As early as summer of this year, people who live in the state of Nevada who have installed their own solar panels may be subject to a fee, as state senators agreed last week in a 21-0 vote to allow the public utilities commission to create a new electricity rate for those currently benefiting from residential solar energy.
The current net metering system in Nevada is capped.
Under the present law, solar customers in Nevada can sell the excess energy they generate via their solar panels, back to the utility company. In return, these residents can zero-out their electricity bill by receiving a credit on their utility bill for the power that they added to the grid. This is an incentive program known as net metering.
However, currently, only 3% of Nevada customers are eligible for the program. Although the new bill would lift the net metering cap, at the same time, all new solar customers would be required to pay a fee.
Some utility companies feel that net metering is unfair to customers who do not have solar panels installed on their rooftops, and that solar customers are not paying their fair share for the grid, as net metering can, in theory, allow them to pay nothing for the electricity they generate because they can sell it back to the grid.
NV Energy argues that it is necessary to restrict the amount of solar energy that is sold back to the grid to ensure fairness among all ratepayers, which includes customers who don’t have solar installations on their homes.
Residential solar energy fees could hinder Nevada’s solar industry.
On the flip side of the coin, solar advocates argue that introducing such fees will hinder the solar industry, because residential solar has played an important part in Nevada’s substantial solar power growth.
According to non-profit industry group The Solar Foundation, in the past year, the state had the fastest solar job growth in the United States. Furthermore, with almost 6,000 solar employees, Nevada has the largest solar employment per capita. This growth is not only the result of several utility-scale solar projects, but also from an increase in the installation of rooftop solar panels on homes.
In fact, according to the Solar Energy Industries association, last year, nearly two times as many residential solar systems were installed compared to 2013. Currently, almost 2,000 Nevada residents generate their own solar power.

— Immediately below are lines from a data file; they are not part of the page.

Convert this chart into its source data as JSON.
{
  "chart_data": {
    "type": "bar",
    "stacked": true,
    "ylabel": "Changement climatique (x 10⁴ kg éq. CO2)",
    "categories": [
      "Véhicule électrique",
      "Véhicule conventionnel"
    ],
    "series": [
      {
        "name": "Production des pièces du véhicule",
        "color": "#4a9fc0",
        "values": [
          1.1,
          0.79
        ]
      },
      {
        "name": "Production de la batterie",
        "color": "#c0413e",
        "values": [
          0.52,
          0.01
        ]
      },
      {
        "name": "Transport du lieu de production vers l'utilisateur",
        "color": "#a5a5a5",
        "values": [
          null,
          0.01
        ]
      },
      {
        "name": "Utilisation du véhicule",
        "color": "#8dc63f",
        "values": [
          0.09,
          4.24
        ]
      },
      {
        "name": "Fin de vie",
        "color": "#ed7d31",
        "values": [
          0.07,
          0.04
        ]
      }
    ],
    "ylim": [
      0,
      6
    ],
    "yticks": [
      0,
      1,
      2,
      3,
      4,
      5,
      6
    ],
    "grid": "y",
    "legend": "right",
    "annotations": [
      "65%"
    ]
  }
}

However, solar advocates worry that once the new imposed fee takes effect, it will negatively impact the solar industry in Nevada in the same way that a similar fee implemented back in 2013 in Arizona, had on that state. The fee significantly stymied the growth of rooftop solar installations in Arizona and, this year, SolarCity, a residential solar panel installation company, moved over 80 jobs out of the state, claiming the fee to have caused a slowdown.
The Nevada public utilities commission has until July 31 to decide on the amount residential solar energy customers will be required to pay.